Before running a model, you must also install all the dependencies
that are required to run that model. (Note: the --noinstall
flag defaults to 'True' when running on bare metal.)
Basic requirements for running all models include:
- python 3.6
- intel-tensorflow
- python-tk
- libsm6
- libxext6
- requests
- numactl
Individual models may have additional dependencies that need to be installed. The easiest way is to find this out find the model's function in the start.sh script and check if any additional dependencies are being installed.

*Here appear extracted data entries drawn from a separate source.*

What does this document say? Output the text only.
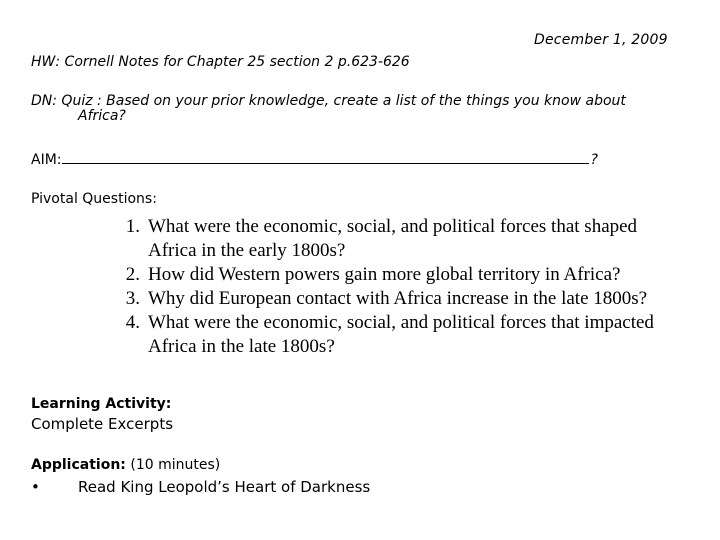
December 1, 2009
HW: Cornell Notes for Chapter 25 section 2 p.623-626
DN: Quiz : Based on your prior knowledge, create a list of the things you know about
Africa?
AIM:	?
Pivotal Questions:
1. What were the economic, social, and political forces that shaped
Africa in the early 1800s?
2. How did Western powers gain more global territory in Africa?
3. Why did European contact with Africa increase in the late 1800s?
4. What were the economic, social, and political forces that impacted
Africa in the late 1800s?
Learning Activity:
Complete Excerpts
Application: (10 minutes)
•	Read King Leopold’s Heart of Darkness
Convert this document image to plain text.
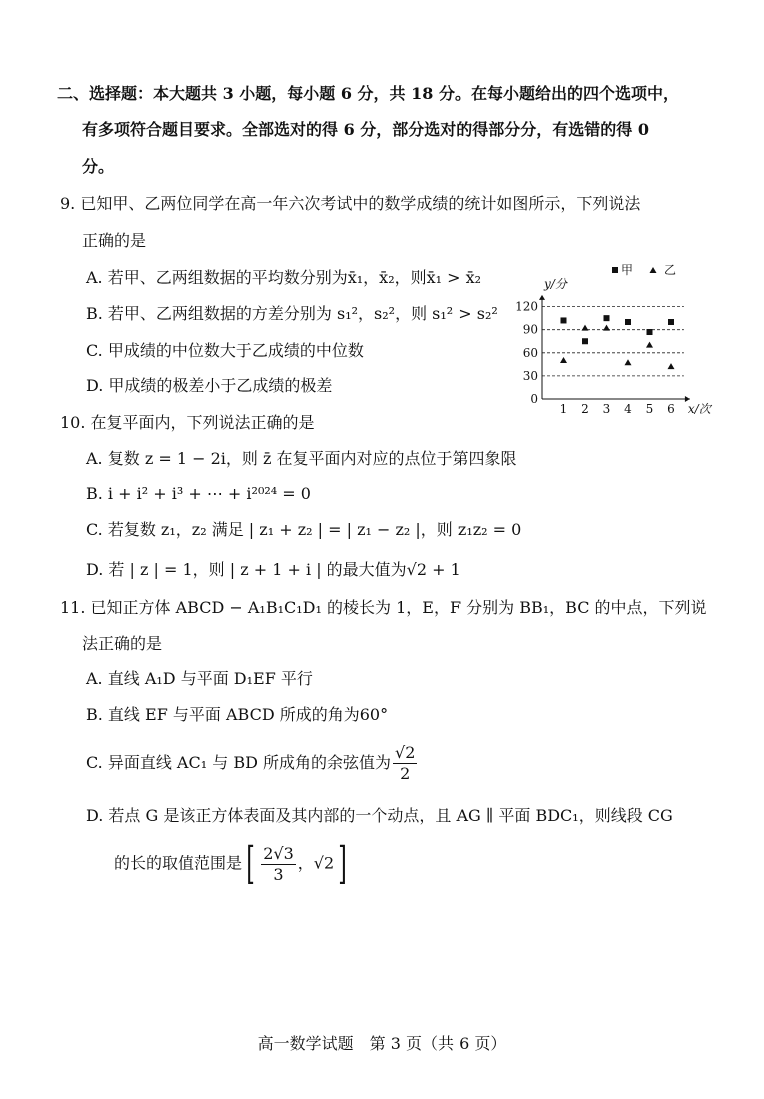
二、选择题：本大题共 3 小题，每小题 6 分，共 18 分。在每小题给出的四个选项中，
有多项符合题目要求。全部选对的得 6 分，部分选对的得部分分，有选错的得 0
分。
9. 已知甲、乙两位同学在高一年六次考试中的数学成绩的统计如图所示，下列说法
正确的是
A. 若甲、乙两组数据的平均数分别为x̄₁，x̄₂，则x̄₁ > x̄₂
B. 若甲、乙两组数据的方差分别为 s₁²，s₂²，则 s₁² > s₂²
C. 甲成绩的中位数大于乙成绩的中位数
D. 甲成绩的极差小于乙成绩的极差
0
30
60
90
120
1 2 3 4 5 6
y/分
x/次
甲	乙
10. 在复平面内，下列说法正确的是
A. 复数 z = 1 − 2i，则 z̄ 在复平面内对应的点位于第四象限
B. i + i² + i³ + ⋯ + i²⁰²⁴ = 0
C. 若复数 z₁，z₂ 满足 | z₁ + z₂ | = | z₁ − z₂ |，则 z₁z₂ = 0
D. 若 | z | = 1，则 | z + 1 + i | 的最大值为√2 + 1
11. 已知正方体 ABCD − A₁B₁C₁D₁ 的棱长为 1，E，F 分别为 BB₁，BC 的中点，下列说
法正确的是
A. 直线 A₁D 与平面 D₁EF 平行
B. 直线 EF 与平面 ABCD 所成的角为60°
C. 异面直线 AC₁ 与 BD 所成角的余弦值为 $\frac{√2}{2}$
D. 若点 G 是该正方体表面及其内部的一个动点，且 AG ∥ 平面 BDC₁，则线段 CG
的长的取值范围是[ $\frac{2√3}{3}$ ，√2]
高一数学试题　第 3 页（共 6 页）
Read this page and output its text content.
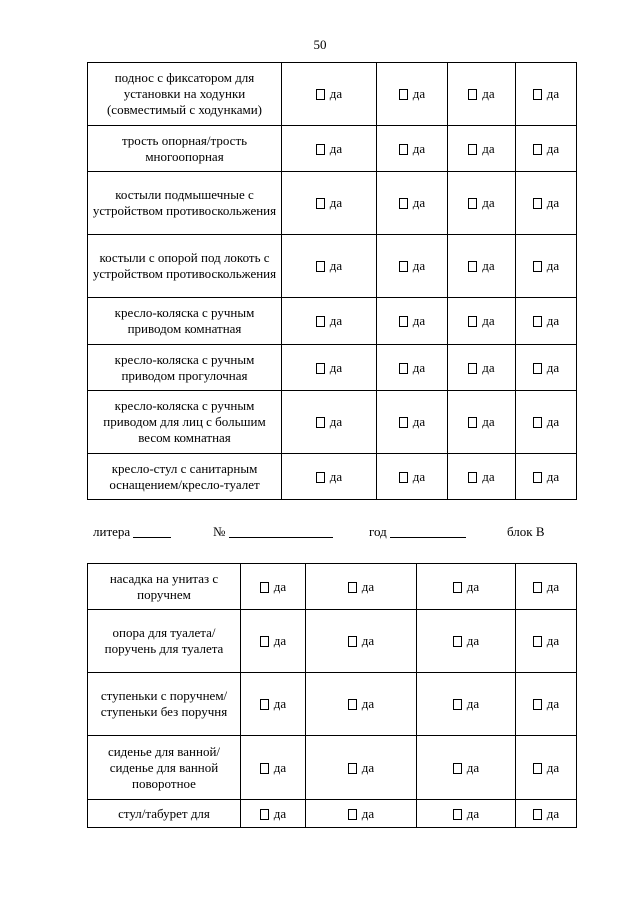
50
поднос с фиксатором для установки на ходунки (совместимый с ходунками)	да	да	да	да
трость опорная/трость многоопорная	да	да	да	да
костыли подмышечные с устройством противоскольжения	да	да	да	да
костыли с опорой под локоть с устройством противоскольжения	да	да	да	да
кресло-коляска с ручным приводом комнатная	да	да	да	да
кресло-коляска с ручным приводом прогулочная	да	да	да	да
кресло-коляска с ручным приводом для лиц с большим весом комнатная	да	да	да	да
кресло-стул с санитарным оснащением/кресло-туалет	да	да	да	да
литера	№	год	блок В
насадка на унитаз с поручнем	да	да	да	да
опора для туалета/поручень для туалета	да	да	да	да
ступеньки с поручнем/ступеньки без поручня	да	да	да	да
сиденье для ванной/сиденье для ванной поворотное	да	да	да	да
стул/табурет для	да	да	да	да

For example, many of the Object Detection models require the python cocoapi and dependencies from a requirements.txt file to be installed.
Once you have installed all of the requirements necessary to run the
model, you can follow the tutorials or model
README files for instructions on getting the
required code repositories, dataset, and pretrained model. Once you get
to the step for running the launch_benchmark.py
script, omit the
--docker-image
arg to run without a Docker container.
If you run on Windows, please check the instructions for the environment setup and running the available models.
If you have installed the model dependencies in a virtual environment be sure that
you are calling the proper python executable, which includes the
dependencies that you installed in the previous step.
Also, note that if you are using the same clone of the Model Zoo, which
you previously used with docker, you may need to change the owner
on your log directory, or run with sudo
in order for the tee
commands writing to the log file to work properly.
For example, in order to run ResNet50 FP32 on bare metal, the following command can be used:
/home/<user>/venv/bin/python launch_benchmark.py \
--in-graph /home/<user>/resnet50_fp32_pretrained_model.pb \
--model-name resnet50 \
--framework tensorflow \
--precision fp32 \
--mode inference \
--batch-size=1 \
--socket-id 0
When running on bare metal, be aware of environment variables that you have set on your system. The model zoo scripts intentionally do not overwrite environment variables that have already been set, such as
OMP_NUM_THREADS
. The same is true when running in a docker container, but since a new docker container instance is started with each run, you won't have previously set environment variables, like you may have on bare metal.